Look, I love my fannish sources. My books, television shows, movies, comics, manga, and music are sources of great joy to me. I wouldn't bother with them if they weren't. For years, I enjoyed these things alone. Then I stumbled across fandom, and it tickled me to death that here were other people who enjoyed these things just as much, and--wonder of wonders—were also inspired by these sources to create their own works. I happily read said works, and happily engaged in discussion about them. I discussed which ones I felt were truest to how I saw the source. I discussed which ones seemed to deviate from the source, and how successful I felt that deviation ones. I discussed which ones I thought fell apart due to internal logic errors, poor research, or mischaracterization. I discussed which ones I couldn't really get into enough to judge for the above qualities, due to misspellings, typos, grammar issues, etc. Just as I was engaging in my own fannishness when I wrote fanfiction, or read it, so I was engaging in my own fannishness when I critiqued it.

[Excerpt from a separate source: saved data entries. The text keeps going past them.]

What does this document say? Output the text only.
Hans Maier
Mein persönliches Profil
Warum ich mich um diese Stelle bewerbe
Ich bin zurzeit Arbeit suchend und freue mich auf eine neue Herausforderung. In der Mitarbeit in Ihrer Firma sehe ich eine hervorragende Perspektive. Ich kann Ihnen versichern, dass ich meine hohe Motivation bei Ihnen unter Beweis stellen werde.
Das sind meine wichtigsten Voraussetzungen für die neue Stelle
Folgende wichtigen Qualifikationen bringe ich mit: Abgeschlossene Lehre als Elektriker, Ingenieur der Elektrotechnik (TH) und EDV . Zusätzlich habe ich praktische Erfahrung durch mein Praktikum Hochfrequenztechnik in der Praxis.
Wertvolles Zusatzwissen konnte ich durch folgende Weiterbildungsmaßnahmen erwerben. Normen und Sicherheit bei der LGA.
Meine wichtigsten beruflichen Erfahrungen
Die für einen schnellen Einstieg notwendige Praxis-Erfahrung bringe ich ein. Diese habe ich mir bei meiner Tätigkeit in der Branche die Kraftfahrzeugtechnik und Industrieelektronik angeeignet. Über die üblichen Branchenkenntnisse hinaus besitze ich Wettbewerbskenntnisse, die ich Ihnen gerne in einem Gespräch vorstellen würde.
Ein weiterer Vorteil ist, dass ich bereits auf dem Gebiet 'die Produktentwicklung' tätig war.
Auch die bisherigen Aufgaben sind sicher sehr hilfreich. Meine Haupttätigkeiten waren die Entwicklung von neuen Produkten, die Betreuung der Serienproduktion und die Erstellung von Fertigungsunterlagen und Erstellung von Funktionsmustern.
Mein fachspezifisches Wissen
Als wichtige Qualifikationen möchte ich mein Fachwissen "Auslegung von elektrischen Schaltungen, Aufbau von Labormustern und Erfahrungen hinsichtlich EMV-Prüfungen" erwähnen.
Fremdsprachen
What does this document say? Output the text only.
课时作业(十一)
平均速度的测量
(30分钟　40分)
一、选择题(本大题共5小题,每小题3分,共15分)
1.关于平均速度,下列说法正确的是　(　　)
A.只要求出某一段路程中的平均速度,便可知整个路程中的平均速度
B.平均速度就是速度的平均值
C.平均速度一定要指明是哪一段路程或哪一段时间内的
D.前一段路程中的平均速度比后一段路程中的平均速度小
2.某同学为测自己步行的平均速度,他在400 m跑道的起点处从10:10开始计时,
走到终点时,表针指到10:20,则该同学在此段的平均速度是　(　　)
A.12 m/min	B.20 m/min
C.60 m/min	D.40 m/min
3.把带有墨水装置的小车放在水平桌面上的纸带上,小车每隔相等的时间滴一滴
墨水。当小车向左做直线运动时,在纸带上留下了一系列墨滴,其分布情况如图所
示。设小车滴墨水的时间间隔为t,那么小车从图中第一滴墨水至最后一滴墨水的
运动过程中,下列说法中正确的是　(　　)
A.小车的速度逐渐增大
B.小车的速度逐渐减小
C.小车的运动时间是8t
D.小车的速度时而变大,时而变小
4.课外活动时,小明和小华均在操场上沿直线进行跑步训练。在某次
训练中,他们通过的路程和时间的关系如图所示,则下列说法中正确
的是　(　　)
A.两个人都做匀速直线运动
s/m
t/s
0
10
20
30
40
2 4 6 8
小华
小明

Imagine my surprise the first time somebody accused me of critiquing fanfiction because I hated fans, or the fannish source, or other people being creative. Imagine my puzzlement the first time somebody accused me of critiquing fanfiction because I wasn't creative myself, especially since said somebody had just sent me feedback for one of my own stories not two days before. Imagine my confusion the first time somebody accused me of critiquing fanfiction because I had no life, because to me that's such a non-sequitir. Nobody accuses me of having no life because I love my husband. Nobody accuses me of having no life because I go to the beach. Yet non-fans have accused me of having no life for being involved in fandom (and how seriously do they expect me to take such accusations when some of them play golf?), and certain fans have accused me of having no life for how I am involved in fandom. If I had no life, people, I'd be occupying the ass-ugliest urn my best friend could find at a place of honor during my own wake, then my husband would hire a ferry to go scatter my ashes over the Pacific. As it is, I sometimes have too much life, and would happily trade some of it in for seaQuest DSV on DVD.

And while I'm dreaming, I'd also like to win the lottery.

Notes

  1. ^ The title is a reference to the line "Nobody expects the Spanish Inquisition" from the Monty Python's Flying Circus sketch "The Spanish Inquisition" from the episode of the same title. (Season 2, episode 2, original airdate September 29, 1970.)